The prize, now in its second year, honors an urban charter school system that has demonstrated the most outstanding overall student performance and improvement while reducing achievement gaps for poor and minority students.
Uncommon Schools, a network of free public charter schools in Boston, Newark, New York City, and Rochester and Troy, New York, serves nearly eight thousand students, almost all (98 percent) of whom are African American or Latino and more than three-quarters (78 percent) of whom are low-income. In recent years, Uncommon School students consistently have outperformed their low-income and African-American peers in the rest of the state. Within the states in which it operates, the charter management organization has managed to close 56 percent of the achievement gap between its low-income students and non-low-income students in the rest of the state, and 56 percent of the achievement gap between its African-American students and white students; that compares favorably with the 13 percent and 12 percent, respectively, among all charter management organizations eligible for the prize.
Chosen from among twenty-seven large established charter school systems, Uncommon Schools will receive $250,000 in support of its efforts to improve college readiness among low-income students. Achievement First and the KIPP Foundation also were finalists for the prize.
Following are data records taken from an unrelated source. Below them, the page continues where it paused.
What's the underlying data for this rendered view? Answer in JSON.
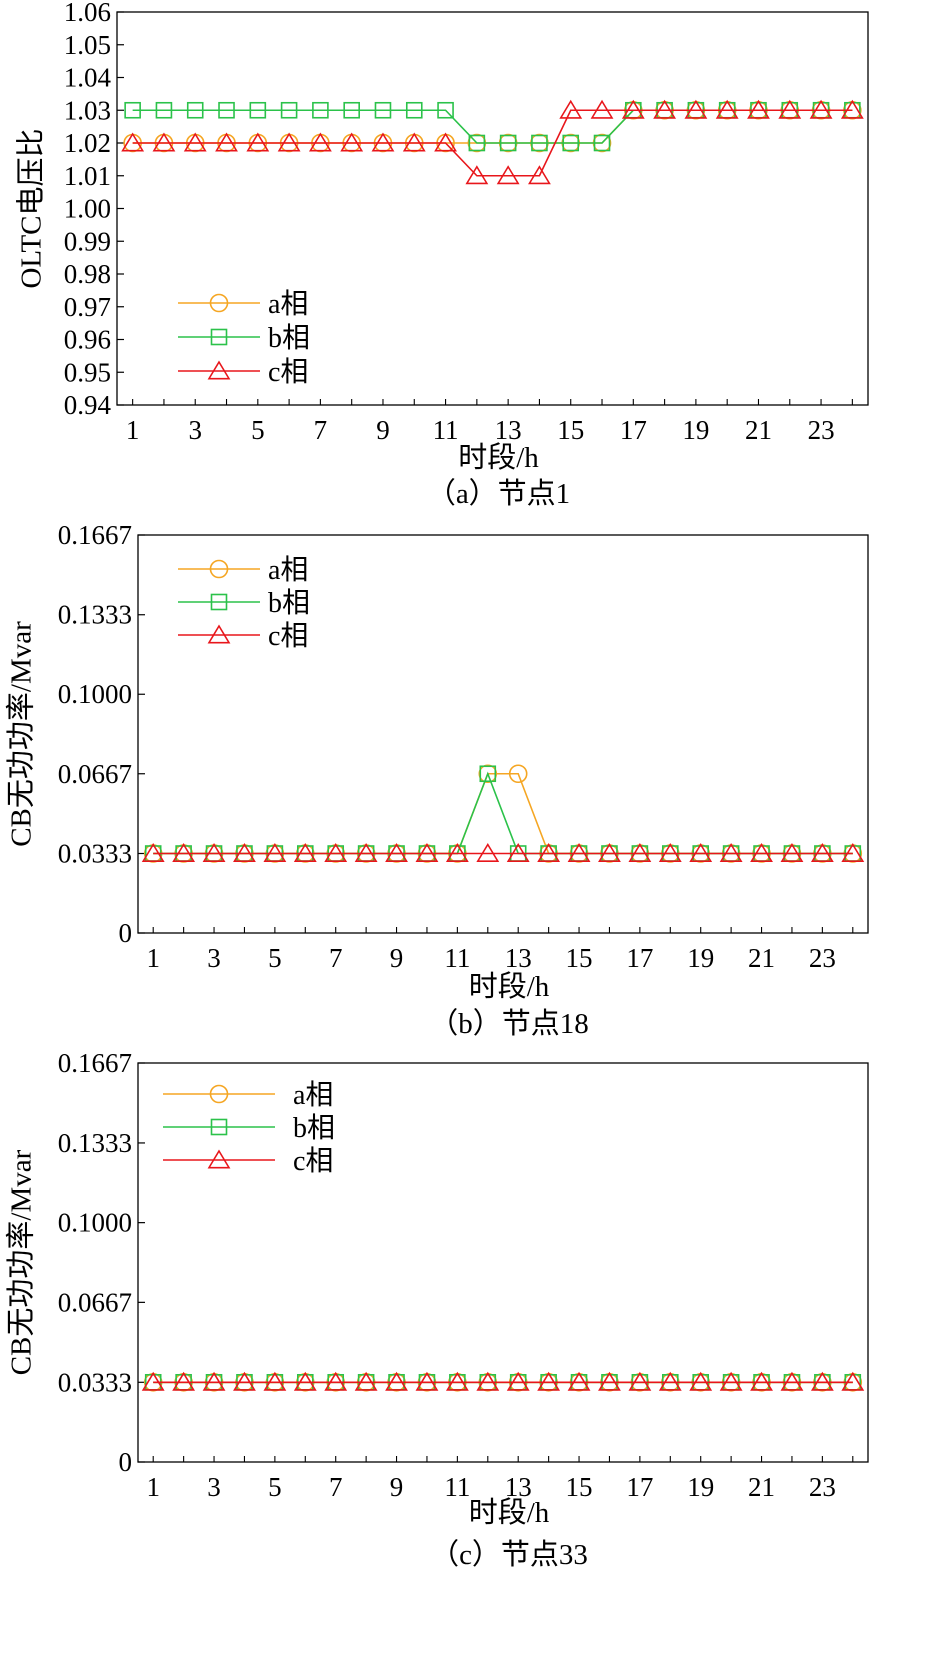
{
  "chart_data": [
    {
      "type": "line",
      "caption": "（a）节点1",
      "xlabel": "时段/h",
      "ylabel": "OLTC电压比",
      "xlim": [
        0.5,
        24.5
      ],
      "xticks": [
        1,
        3,
        5,
        7,
        9,
        11,
        13,
        15,
        17,
        19,
        21,
        23
      ],
      "ylim": [
        0.94,
        1.06
      ],
      "yticks": [
        "0.94",
        "0.95",
        "0.96",
        "0.97",
        "0.98",
        "0.99",
        "1.00",
        "1.01",
        "1.02",
        "1.03",
        "1.04",
        "1.05",
        "1.06"
      ],
      "x": [
        1,
        2,
        3,
        4,
        5,
        6,
        7,
        8,
        9,
        10,
        11,
        12,
        13,
        14,
        15,
        16,
        17,
        18,
        19,
        20,
        21,
        22,
        23,
        24
      ],
      "legend_position": "lower-left",
      "series": [
        {
          "name": "a相",
          "marker": "circle",
          "color": "#F5A623",
          "values": [
            1.02,
            1.02,
            1.02,
            1.02,
            1.02,
            1.02,
            1.02,
            1.02,
            1.02,
            1.02,
            1.02,
            1.02,
            1.02,
            1.02,
            1.02,
            1.02,
            1.03,
            1.03,
            1.03,
            1.03,
            1.03,
            1.03,
            1.03,
            1.03
          ]
        },
        {
          "name": "b相",
          "marker": "square",
          "color": "#2BC24A",
          "values": [
            1.03,
            1.03,
            1.03,
            1.03,
            1.03,
            1.03,
            1.03,
            1.03,
            1.03,
            1.03,
            1.03,
            1.02,
            1.02,
            1.02,
            1.02,
            1.02,
            1.03,
            1.03,
            1.03,
            1.03,
            1.03,
            1.03,
            1.03,
            1.03
          ]
        },
        {
          "name": "c相",
          "marker": "triangle",
          "color": "#E8161B",
          "values": [
            1.02,
            1.02,
            1.02,
            1.02,
            1.02,
            1.02,
            1.02,
            1.02,
            1.02,
            1.02,
            1.02,
            1.01,
            1.01,
            1.01,
            1.03,
            1.03,
            1.03,
            1.03,
            1.03,
            1.03,
            1.03,
            1.03,
            1.03,
            1.03
          ]
        }
      ]
    },
    {
      "type": "line",
      "caption": "（b）节点18",
      "xlabel": "时段/h",
      "ylabel": "CB无功功率/Mvar",
      "xlim": [
        0.5,
        24.5
      ],
      "xticks": [
        1,
        3,
        5,
        7,
        9,
        11,
        13,
        15,
        17,
        19,
        21,
        23
      ],
      "ylim": [
        0,
        0.1667
      ],
      "yticks": [
        "0",
        "0.0333",
        "0.0667",
        "0.1000",
        "0.1333",
        "0.1667"
      ],
      "x": [
        1,
        2,
        3,
        4,
        5,
        6,
        7,
        8,
        9,
        10,
        11,
        12,
        13,
        14,
        15,
        16,
        17,
        18,
        19,
        20,
        21,
        22,
        23,
        24
      ],
      "legend_position": "top-left",
      "series": [
        {
          "name": "a相",
          "marker": "circle",
          "color": "#F5A623",
          "values": [
            0.0333,
            0.0333,
            0.0333,
            0.0333,
            0.0333,
            0.0333,
            0.0333,
            0.0333,
            0.0333,
            0.0333,
            0.0333,
            0.0667,
            0.0667,
            0.0333,
            0.0333,
            0.0333,
            0.0333,
            0.0333,
            0.0333,
            0.0333,
            0.0333,
            0.0333,
            0.0333,
            0.0333
          ]
        },
        {
          "name": "b相",
          "marker": "square",
          "color": "#2BC24A",
          "values": [
            0.0333,
            0.0333,
            0.0333,
            0.0333,
            0.0333,
            0.0333,
            0.0333,
            0.0333,
            0.0333,
            0.0333,
            0.0333,
            0.0667,
            0.0333,
            0.0333,
            0.0333,
            0.0333,
            0.0333,
            0.0333,
            0.0333,
            0.0333,
            0.0333,
            0.0333,
            0.0333,
            0.0333
          ]
        },
        {
          "name": "c相",
          "marker": "triangle",
          "color": "#E8161B",
          "values": [
            0.0333,
            0.0333,
            0.0333,
            0.0333,
            0.0333,
            0.0333,
            0.0333,
            0.0333,
            0.0333,
            0.0333,
            0.0333,
            0.0333,
            0.0333,
            0.0333,
            0.0333,
            0.0333,
            0.0333,
            0.0333,
            0.0333,
            0.0333,
            0.0333,
            0.0333,
            0.0333,
            0.0333
          ]
        }
      ]
    },
    {
      "type": "line",
      "caption": "（c）节点33",
      "xlabel": "时段/h",
      "ylabel": "CB无功功率/Mvar",
      "xlim": [
        0.5,
        24.5
      ],
      "xticks": [
        1,
        3,
        5,
        7,
        9,
        11,
        13,
        15,
        17,
        19,
        21,
        23
      ],
      "ylim": [
        0,
        0.1667
      ],
      "yticks": [
        "0",
        "0.0333",
        "0.0667",
        "0.1000",
        "0.1333",
        "0.1667"
      ],
      "x": [
        1,
        2,
        3,
        4,
        5,
        6,
        7,
        8,
        9,
        10,
        11,
        12,
        13,
        14,
        15,
        16,
        17,
        18,
        19,
        20,
        21,
        22,
        23,
        24
      ],
      "legend_position": "top-left",
      "series": [
        {
          "name": "a相",
          "marker": "circle",
          "color": "#F5A623",
          "values": [
            0.0333,
            0.0333,
            0.0333,
            0.0333,
            0.0333,
            0.0333,
            0.0333,
            0.0333,
            0.0333,
            0.0333,
            0.0333,
            0.0333,
            0.0333,
            0.0333,
            0.0333,
            0.0333,
            0.0333,
            0.0333,
            0.0333,
            0.0333,
            0.0333,
            0.0333,
            0.0333,
            0.0333
          ]
        },
        {
          "name": "b相",
          "marker": "square",
          "color": "#2BC24A",
          "values": [
            0.0333,
            0.0333,
            0.0333,
            0.0333,
            0.0333,
            0.0333,
            0.0333,
            0.0333,
            0.0333,
            0.0333,
            0.0333,
            0.0333,
            0.0333,
            0.0333,
            0.0333,
            0.0333,
            0.0333,
            0.0333,
            0.0333,
            0.0333,
            0.0333,
            0.0333,
            0.0333,
            0.0333
          ]
        },
        {
          "name": "c相",
          "marker": "triangle",
          "color": "#E8161B",
          "values": [
            0.0333,
            0.0333,
            0.0333,
            0.0333,
            0.0333,
            0.0333,
            0.0333,
            0.0333,
            0.0333,
            0.0333,
            0.0333,
            0.0333,
            0.0333,
            0.0333,
            0.0333,
            0.0333,
            0.0333,
            0.0333,
            0.0333,
            0.0333,
            0.0333,
            0.0333,
            0.0333,
            0.0333
          ]
        }
      ]
    }
  ]
}
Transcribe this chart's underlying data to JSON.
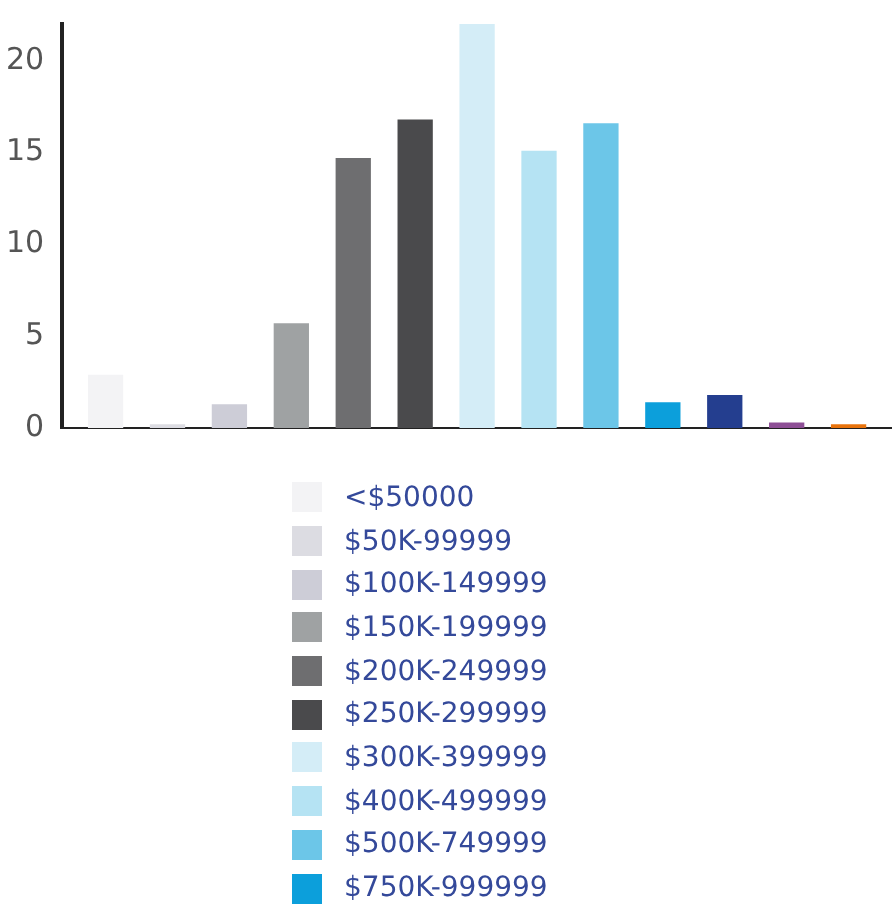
{
  "chart_data": {
    "type": "bar",
    "categories": [
      null
    ],
    "ylim": [
      0,
      22
    ],
    "yticks": [
      0,
      5,
      10,
      15,
      20
    ],
    "grid": false,
    "legend": "bottom",
    "tick_labels": "y",
    "series": [
      {
        "name": "<$50000",
        "color": "#f3f3f5",
        "values": [
          2.9
        ]
      },
      {
        "name": "$50K-99999",
        "color": "#dcdce2",
        "values": [
          0.2
        ]
      },
      {
        "name": "$100K-149999",
        "color": "#cdcdd7",
        "values": [
          1.3
        ]
      },
      {
        "name": "$150K-199999",
        "color": "#9fa2a3",
        "values": [
          5.7
        ]
      },
      {
        "name": "$200K-249999",
        "color": "#6e6e70",
        "values": [
          14.7
        ]
      },
      {
        "name": "$250K-299999",
        "color": "#4a4a4c",
        "values": [
          16.8
        ]
      },
      {
        "name": "$300K-399999",
        "color": "#d4edf7",
        "values": [
          22
        ]
      },
      {
        "name": "$400K-499999",
        "color": "#b5e3f3",
        "values": [
          15.1
        ]
      },
      {
        "name": "$500K-749999",
        "color": "#6cc6e8",
        "values": [
          16.6
        ]
      },
      {
        "name": "$750K-999999",
        "color": "#0c9fdb",
        "values": [
          1.4
        ]
      },
      {
        "color": "#243e8f",
        "values": [
          1.8
        ]
      },
      {
        "color": "#8e4f96",
        "values": [
          0.3
        ]
      },
      {
        "color": "#e8730c",
        "values": [
          0.2
        ]
      }
    ]
  }
}
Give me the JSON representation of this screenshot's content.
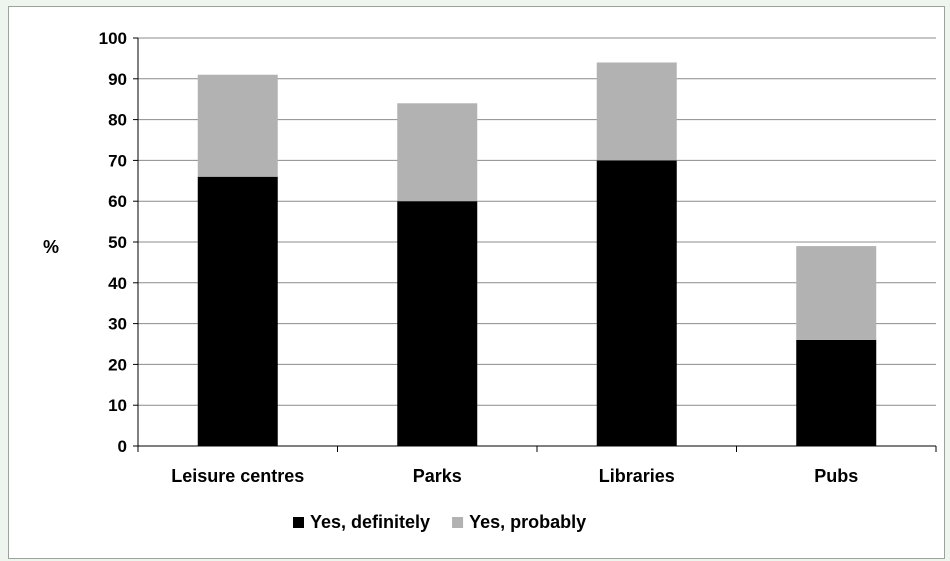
{
  "chart_data": {
    "type": "bar",
    "stacked": true,
    "categories": [
      "Leisure centres",
      "Parks",
      "Libraries",
      "Pubs"
    ],
    "series": [
      {
        "name": "Yes, definitely",
        "values": [
          66,
          60,
          70,
          26
        ],
        "color": "#000000"
      },
      {
        "name": "Yes, probably",
        "values": [
          25,
          24,
          24,
          23
        ],
        "color": "#b2b2b2"
      }
    ],
    "ylabel": "%",
    "xlabel": "",
    "ylim": [
      0,
      100
    ],
    "yticks": [
      0,
      10,
      20,
      30,
      40,
      50,
      60,
      70,
      80,
      90,
      100
    ],
    "grid": true,
    "legend": "bottom"
  },
  "colors": {
    "gridline": "#8c8c8c",
    "background": "#ffffff",
    "page": "#eef5ee"
  }
}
"While we congratulate Uncommon Schools for their progress in raising student achievement and their steadfast commitment to ensuring that every child — regardless of family income or background — deserves a world-class education, the real winners are the students who are served by these and other high-quality charter management organizations," said Rebecca Wolf DiBiase, managing director of programs for the Broad Foundation. "It is our hope that the success of Uncommon Schools serves as an example for traditional public schools and others in the charter sector of what is possible."